Ein Auftritt auf einer Barclays-Konferenz reichte, um Goldman Sachs an der Börse spürbar zurückzuwerfen. Die Aktie verlor am Mittwoch vier Prozent, nachdem CEO David Solomon eine schwächere Entwicklung im Anleihe-, Währungs- und Rohstoffhandel für das dritte Quartal andeutete. Kein Wunder, dass Anleger nervös reagieren, schließlich zählt das FICC-Geschäft zu den wichtigsten Ertragssäulen der Bank.
Uneinheitliches Bild im Handelsgeschäft
Solomon sprach von einer relativ schwächeren FICC-Performance im laufenden Quartal, betonte aber gleichzeitig ein insgesamt sehr hohes Aktivitätsniveau. Der Aktienhandel laufe dagegen weiterhin „sehr stark“.
Diese Diskrepanz zwischen den Handelssparten dürfte Investoren vor der anstehenden Quartalsvorlage aufhorchen lassen, denn sie zeigt eine ungleichmäßige Entwicklung innerhalb eines Bereichs, der zuletzt maßgeblich zum Gewinnwachstum beigetragen hat.
Hinzu kommt die Kostenseite. Solomon rechnet mit höheren Ausgaben, bedingt durch die erhöhte Kundenaktivität im Quartal. Goldman hat zudem Technologie-Investitionen beschleunigt, was die Kostenbasis zusätzlich belastet.
Wachstumswette im Growth-Equity-Geschäft
Abseits des Handelsgeschäfts bleibt Goldman Sachs auch als Kapitalgeber für Wachstumsunternehmen aktiv. Über die eigene Growth-Equity-Sparte führte die Bank kürzlich eine Finanzierungsrunde über 110 Millionen Dollar für das Fintech-Unternehmen Taktile an, das KI-gestützte Entscheidungsprozesse für Banken und Versicherungen entwickelt.
Insgesamt hat Taktile inzwischen 184 Millionen Dollar von Investoren eingesammelt, zu denen neben Goldman Sachs Growth Equity auch Index Ventures, Tiger Global und Y Combinator zählen. Solche Engagements liefern zwar keine kurzfristigen Kurstreiber, unterstreichen aber die Breite des Goldman-Geschäftsmodells jenseits des klassischen Investmentbankings.

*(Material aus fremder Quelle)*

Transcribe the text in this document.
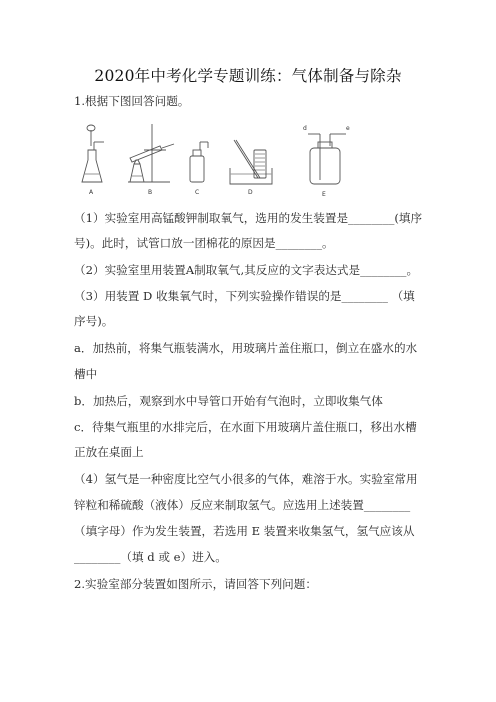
2020年中考化学专题训练：气体制备与除杂
1.根据下图回答问题。
A	B	C	D
d	e
E
（1）实验室用高锰酸钾制取氧气，选用的发生装置是________(填序
号)。此时，试管口放一团棉花的原因是________。
（2）实验室里用装置A制取氧气,其反应的文字表达式是________。
（3）用装置 D 收集氧气时，下列实验操作错误的是________ （填
序号)。
a．加热前，将集气瓶装满水，用玻璃片盖住瓶口，倒立在盛水的水
槽中
b．加热后，观察到水中导管口开始有气泡时，立即收集气体
c．待集气瓶里的水排完后，在水面下用玻璃片盖住瓶口，移出水槽
正放在桌面上
（4）氢气是一种密度比空气小很多的气体，难溶于水。实验室常用
锌粒和稀硫酸（液体）反应来制取氢气。应选用上述装置________
（填字母）作为发生装置，若选用 E 装置来收集氢气，氢气应该从
________（填 d 或 e）进入。
2.实验室部分装置如图所示，请回答下列问题：
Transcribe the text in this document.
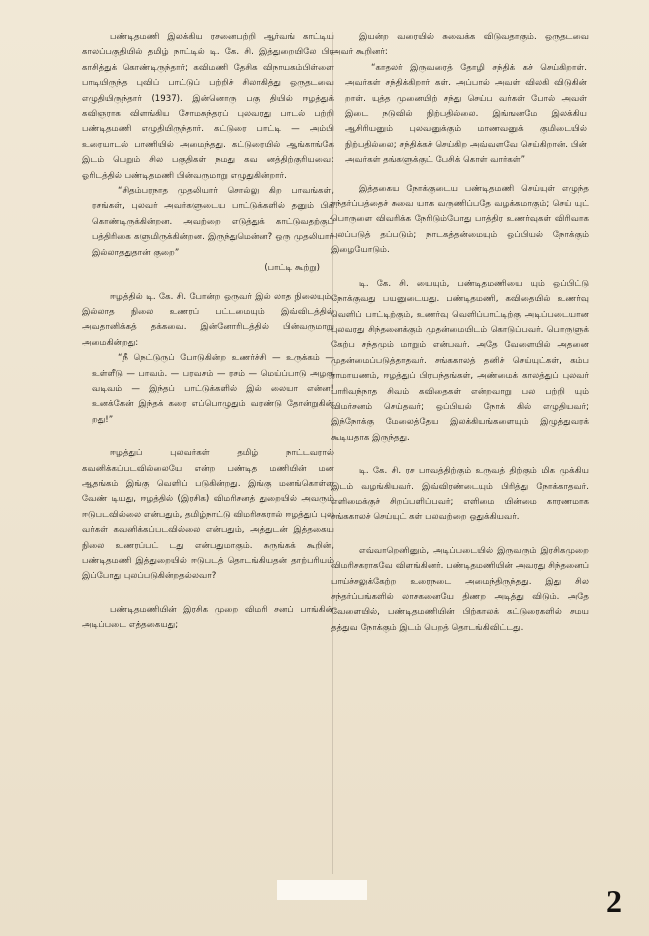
பண்டிதமணி இலக்கிய ரசனைபற்றி ஆர்வங் காட்டிய காலப்பகுதியில் தமிழ் நாட்டில் டி. கே. சி. இத்துறையிலே பிர காசித்துக் கொண்டிருந்தார்; கவிமணி தேசிக விநாயகம்பிள்ளை பாடியிருந்த புவிப் பாட்டுப் பற்றிச் சிலாகித்து ஒருதடவை எழுதியிருந்தார் (1937). இன்னொரு பகு தியில் ஈழத்துக் கவிஞராக விளங்கிய சோமசுந்தரப் புலவரது பாடல் பற்றி பண்டிதமணி எழுதியிருந்தார். கட்டுரை பாட்டி — அம்பி உரையாடல் பாணியில் அமைந்தது. கட்டுரையில் ஆங்காங்கே இடம் பெறும் சில பகுதிகள் நமது கவ னத்திற்குரியவை: ஓரிடத்தில் பண்டிதமணி பின்வருமாறு எழுதுகின்றார்.

“சிதம்பரநாத முதலியார் சொல்லு கிற பாவங்கள், ரசங்கள், புலவர் அவர்களுடைய பாட்டுக்களில் தனும் பிக் கொண்டிருக்கின்றன. அவற்றை எடுத்துக் காட்டுவதற்குப் பத்திரிகை களுமிருக்கின்றன. இருந்துமென்ன? ஒரு முதலியார் இல்லாததுதான் குறை”

(பாட்டி கூற்று)

ஈழத்தில் டி. கே. சி. போன்ற ஒருவர் இல் லாத நிலையும், இல்லாத நிலை உணரப் பட்டமையும் இவ்விடத்தில் அவதானிக்கத் தக்கவை. இன்னோரிடத்தில் பின்வருமாறு அமைகின்றது:

“நீ நெட்டுருப் போடுகின்ற உணர்ச்சி — உருக்கம் — உள்ளீடு — பாவம். — பரவசம் — ரசம் — மெய்ப்பாடு அழகு வடிவம் — இந்தப் பாட்டுக்களில் இல் லையா என்ன! உனக்கேன் இந்தக் கரை எப்பொழுதும் வரண்டு தோன்றுகின் றது!”

ஈழத்துப் புலவர்கள் தமிழ் நாட்டவரால் கவனிக்கப்படவில்லையே என்ற பண்டித மணியின் மன ஆதங்கம் இங்கு வெளிப் படுகின்றது. இங்கு மனங்கொள்ள வேண் டியது, ஈழத்தில் (இரசிக) விமரிசனத் துறையில் அவரும் ஈடுபடவில்லை என்பதும், தமிழ்நாட்டு விமரிசகரால் ஈழத்துப் புல வர்கள் கவனிக்கப்படவில்லை என்பதும், அத்துடன் இத்தகைய நிலை உணரப்பட் டது என்பதுமாகும். சுருங்கக் கூறின், பண்டிதமணி இத்துறையில் ஈடுபடத் தொடங்கியதன் தாற்பரியம் இப்போது புலப்படுகின்றதல்லவா?

பண்டிதமணியின் இரசிக முறை விமரி சனப் பாங்கின் அடிப்படை எத்தகையது;

இயன்ற வரையில் சுவைக்க விடுவதாகும். ஒருதடவை அவர் கூறினர்:

“காதலர் இருவரைத் தோழி சந்திக் கச் செய்கிறாள். அவர்கள் சந்திக்கிறார் கள். அப்பால் அவள் விலகி விடுகின் றாள். யுத்த முனையிற் சந்து செய்ப வர்கள் போல் அவள் இடை நடுவில் நிற்பதில்லை. இங்ஙனமே இலக்கிய ஆசிரியனும் புலவனுக்கும் மாணவனுக் குமிடையில் நிற்பதில்லை; சந்திக்கச் செய்கிற அவ்வளவே செய்கிறான். பின் அவர்கள் தங்களுக்குட் பேசிக் கொள் வார்கள்”

இத்தகைய நோக்குடைய பண்டிதமணி செய்யுள் எழுந்த சந்தர்ப்பத்தைச் சுவை யாக வருணிப்பதே வழக்கமாகும்; செய் யுட் பொருளை விவரிக்க நேரிடும்போது பாத்திர உணர்வுகள் விரிவாக புலப்படுத் தப்படும்; நாடகத்தன்மையும் ஒப்பியல் நோக்கும் இழையோடும்.

டி. கே. சி. யையும், பண்டிதமணியை யும் ஒப்பிட்டு நோக்குவது பயனுடையது. பண்டிதமணி, கவிதையில் உணர்வு வெளிப் பாட்டிற்கும், உணர்வு வெளிப்பாட்டிற்கு அடிப்படையான புலவரது சிந்தனைக்கும் முதன்மையிடம் கொடுப்பவர். பொருளுக் கேற்ப சந்தமும் மாறும் என்பவர். அதே வேளையில் அதனை முதன்மைப்படுத்தாதவர். சங்ககாலத் தனிச் செய்யுட்கள், கம்ப ராமாயணம், ஈழத்துப் பிரபந்தங்கள், அண்மைக் காலத்துப் புலவர் பாரிவந்நாத சிவம் கவிதைகள் என்றவாறு பல பற்றி யும் விமர்சனம் செய்தவர்; ஒப்பியல் நோக் கில் எழுதியவர்; இந்நோக்கு மேலைத்தேய இலக்கியங்களையும் இழுத்துவரக் கூடியதாக இருந்தது.

டி. கே. சி. ரச பாவத்திற்கும் உருவத் திற்கும் மிக முக்கிய இடம் வழங்கியவர். இவ்விரண்டையும் பிரித்து நோக்காதவர். எளிமைக்குச் சிறப்பளிப்பவர்; எளிமை யின்மை காரணமாக சங்ககாலச் செய்யுட் கள் பலவற்றை ஒதுக்கியவர்.

எவ்வாறெனினும், அடிப்படையில் இருவரும் இரசிகமுறை விமரிசகராகவே விளங்கினர். பண்டிதமணியின் அவரது சிந்தனைப் பாய்ச்சலுக்கேற்ற உரைநடை அமைந்திருந்தது. இது சில சந்தர்ப்பங்களில் லாசகனையே திணற அடித்து விடும். அதே வேளையில், பண்டிதமணியின் பிற்காலக் கட்டுரைகளில் சமய தத்துவ நோக்கும் இடம் பெறத் தொடங்கிவிட்டது.

2
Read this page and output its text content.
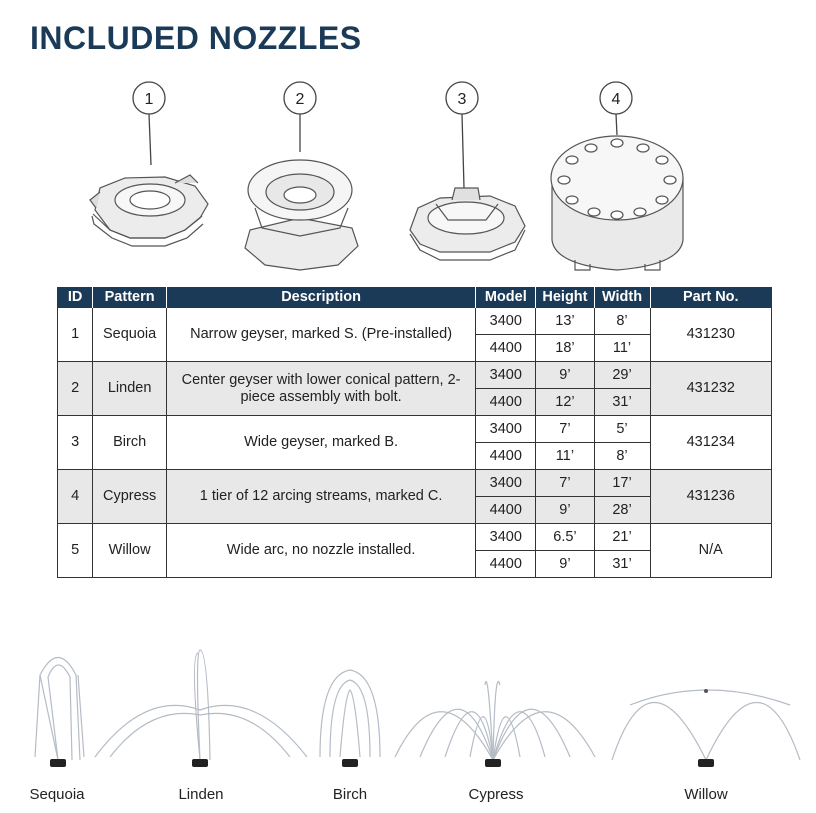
INCLUDED NOZZLES
1	2	3	4
ID	Pattern	Description	Model	Height	Width	Part No.
1	Sequoia	Narrow geyser, marked S. (Pre-installed)	3400	13’	8’	431230
			4400	18’	11’	
2	Linden	Center geyser with lower conical pattern, 2-piece assembly with bolt.	3400	9’	29’	431232
			4400	12’	31’	
3	Birch	Wide geyser, marked B.	3400	7’	5’	431234
			4400	11’	8’	
4	Cypress	1 tier of 12 arcing streams, marked C.	3400	7’	17’	431236
			4400	9’	28’	
5	Willow	Wide arc, no nozzle installed.	3400	6.5’	21’	N/A
			4400	9’	31’	
Sequoia	Linden	Birch	Cypress	Willow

Die Aussagen aus der Barclays-Konferenz geben einen ersten Fingerzeig auf das kommende Quartalsergebnis. Ob die Schwäche im Anleihehandel durch die Stärke im Aktiengeschäft und die hohe Kundenaktivität aufgefangen wird, zeigt sich erst mit den offiziellen Zahlen zum dritten Quartal.
Goldman Sachs-Aktie: Kaufen oder verkaufen?! Neue Goldman Sachs-Analyse vom 17. September liefert die Antwort:
Die neusten Goldman Sachs-Zahlen sprechen eine klare Sprache: Dringender Handlungsbedarf für Goldman Sachs-Aktionäre. Lohnt sich ein Einstieg oder sollten Sie lieber verkaufen? In der aktuellen Gratis-Analyse vom 17. September erfahren Sie was jetzt zu tun ist.
Goldman Sachs: Kaufen oder verkaufen? Hier weiterlesen...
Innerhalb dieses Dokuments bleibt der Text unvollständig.